A Distributional and Orthographic Aggregation Model for English Derivational Morphology

(Deutsch, Hewitt, and Roth, 2018) at NAACL

Derivational morphology is that awkward, messy uncle that nobody really talks about, compared to its golden-boy sibling inflectional morphology. The authors present an improved system for generating derivational forms from their base words.

Their innovative model: nearest neighbor search of word embeddings

Rather than look at the relationship in embedding space between all word pairs using a particular suffix, they look at all pairs using a particular transformation of meaning, like turning a verb into a noun which performs that verb’s action.

They also do a bit of filtering: nearest neighbor search in the embedding space suffers from a hubness problem—some words are everybody’s neighbor. Their heuristic is to take only words that start with the same 4 letters as the base word.

Their seq2seq model

There isn’t a perfect match between meaning and derivational suffixes. “-er” in “baker” marks an agent, but “-er” in “burner” marks a patient (the semantic object of the action). The authors collect word forms from a corpus, constraining their sequence-to-sequence word generator such that it only considers forms that they’ve observed.

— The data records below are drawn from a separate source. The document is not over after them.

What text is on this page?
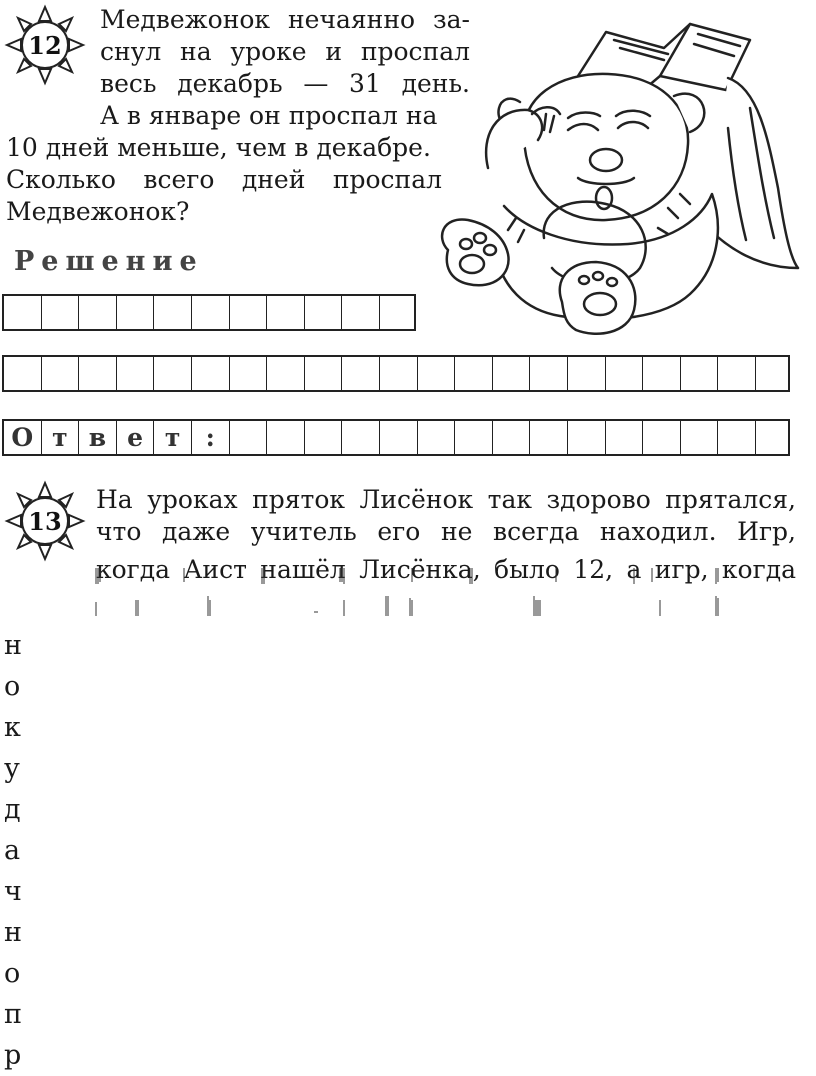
12
Медвежонок нечаянно за-
снул на уроке и проспал
весь декабрь — 31 день.
А в январе он проспал на
10 дней меньше, чем в декабре.
Сколько всего дней проспал
Медвежонок?
Решение
О т в е т	:
13
На уроках пряток Лисёнок так здорово прятался,
что даже учитель его не всегда находил. Игр,
когда Аист нашёл Лисёнка, было 12, а игр, когда
н
о
к
у
д
а
ч
н
о
п
р
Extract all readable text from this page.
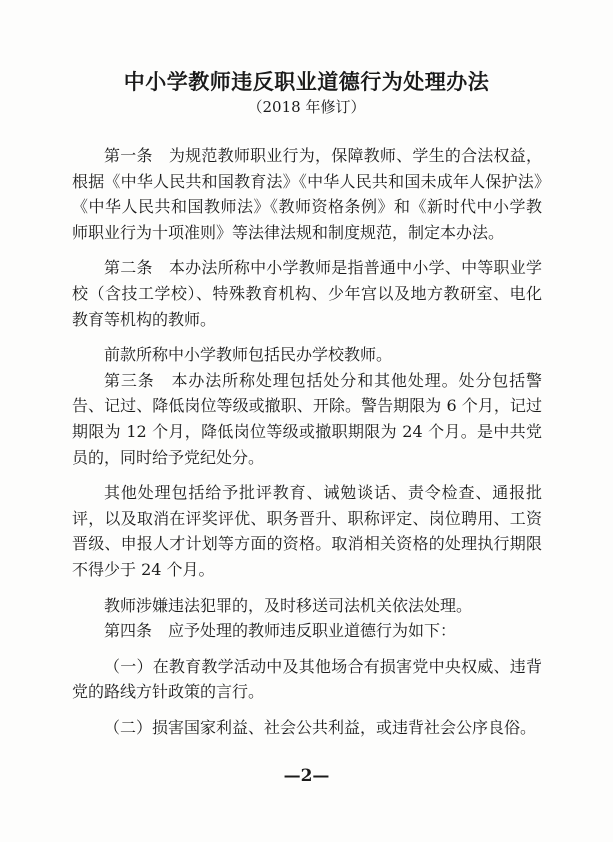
中小学教师违反职业道德行为处理办法

（2018 年修订）

第一条　为规范教师职业行为，保障教师、学生的合法权益，根据《中华人民共和国教育法》《中华人民共和国未成年人保护法》《中华人民共和国教师法》《教师资格条例》和《新时代中小学教师职业行为十项准则》等法律法规和制度规范，制定本办法。

第二条　本办法所称中小学教师是指普通中小学、中等职业学校（含技工学校）、特殊教育机构、少年宫以及地方教研室、电化教育等机构的教师。

前款所称中小学教师包括民办学校教师。

第三条　本办法所称处理包括处分和其他处理。处分包括警告、记过、降低岗位等级或撤职、开除。警告期限为 6 个月，记过期限为 12 个月，降低岗位等级或撤职期限为 24 个月。是中共党员的，同时给予党纪处分。

其他处理包括给予批评教育、诫勉谈话、责令检查、通报批评，以及取消在评奖评优、职务晋升、职称评定、岗位聘用、工资晋级、申报人才计划等方面的资格。取消相关资格的处理执行期限不得少于 24 个月。

教师涉嫌违法犯罪的，及时移送司法机关依法处理。

第四条　应予处理的教师违反职业道德行为如下：

（一）在教育教学活动中及其他场合有损害党中央权威、违背党的路线方针政策的言行。

（二）损害国家利益、社会公共利益，或违背社会公序良俗。

—2—
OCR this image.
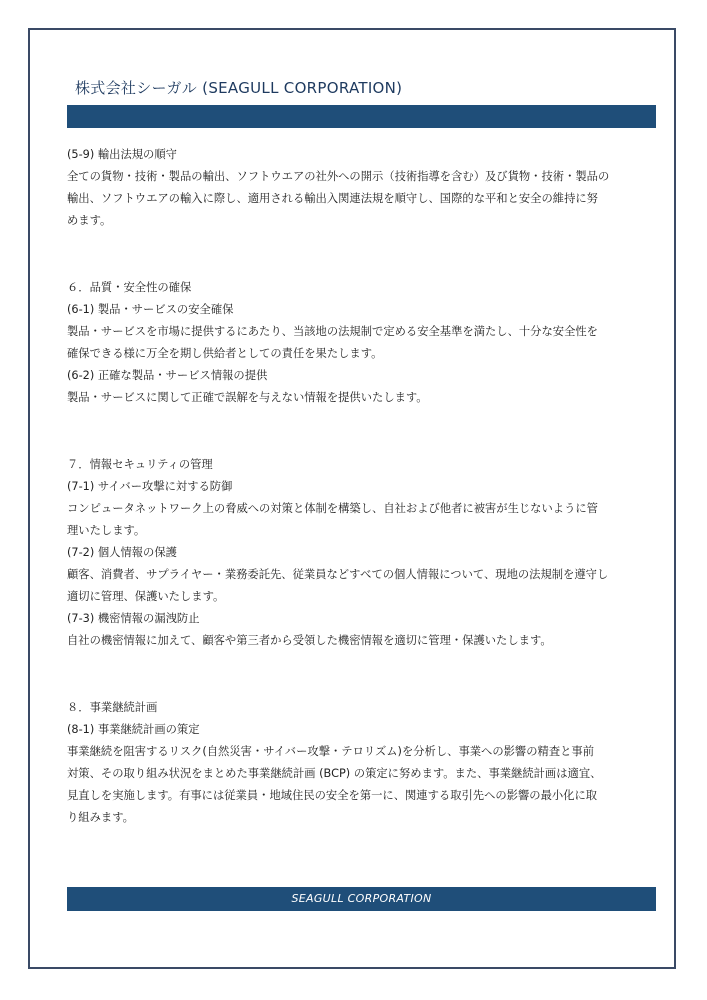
株式会社シーガル (SEAGULL CORPORATION)
(5-9) 輸出法規の順守
全ての貨物・技術・製品の輸出、ソフトウエアの社外への開示（技術指導を含む）及び貨物・技術・製品の
輸出、ソフトウエアの輸入に際し、適用される輸出入関連法規を順守し、国際的な平和と安全の維持に努
めます。
６．品質・安全性の確保
(6-1) 製品・サービスの安全確保
製品・サービスを市場に提供するにあたり、当該地の法規制で定める安全基準を満たし、十分な安全性を
確保できる様に万全を期し供給者としての責任を果たします。
(6-2) 正確な製品・サービス情報の提供
製品・サービスに関して正確で誤解を与えない情報を提供いたします。
７．情報セキュリティの管理
(7-1) サイバー攻撃に対する防御
コンピュータネットワーク上の脅威への対策と体制を構築し、自社および他者に被害が生じないように管
理いたします。
(7-2) 個人情報の保護
顧客、消費者、サプライヤー・業務委託先、従業員などすべての個人情報について、現地の法規制を遵守し
適切に管理、保護いたします。
(7-3) 機密情報の漏洩防止
自社の機密情報に加えて、顧客や第三者から受領した機密情報を適切に管理・保護いたします。
８．事業継続計画
(8-1) 事業継続計画の策定
事業継続を阻害するリスク(自然災害・サイバー攻撃・テロリズム)を分析し、事業への影響の精査と事前
対策、その取り組み状況をまとめた事業継続計画 (BCP) の策定に努めます。また、事業継続計画は適宜、
見直しを実施します。有事には従業員・地域住民の安全を第一に、関連する取引先への影響の最小化に取
り組みます。
SEAGULL CORPORATION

The authors do rescoring by including both the seq2seq model’s score and the word’s frequency in the corpus as features into a simple neural network (a single-layer perceptron).

Other notes

  • They found that shortest-path search was not much more expensive than beam search, so why not try it? Does about as well.
    • They say shortest path explores far fewer states than beam search. How can this be, when beam search restricts the search space and shortest path is exhaustive?
  • Nominal transformations were the biggest improvement over the baseline—there are lots of possible affixes, so the dictionary constraint helps restrict them to reasonable ones.

Future work.

  • Label bias. It’s a thing that’ll come up when searching through that trie—it’s called the ‘beam problem’ in MT. A recent proposal ameliorates this by performing a weak form of global scoring.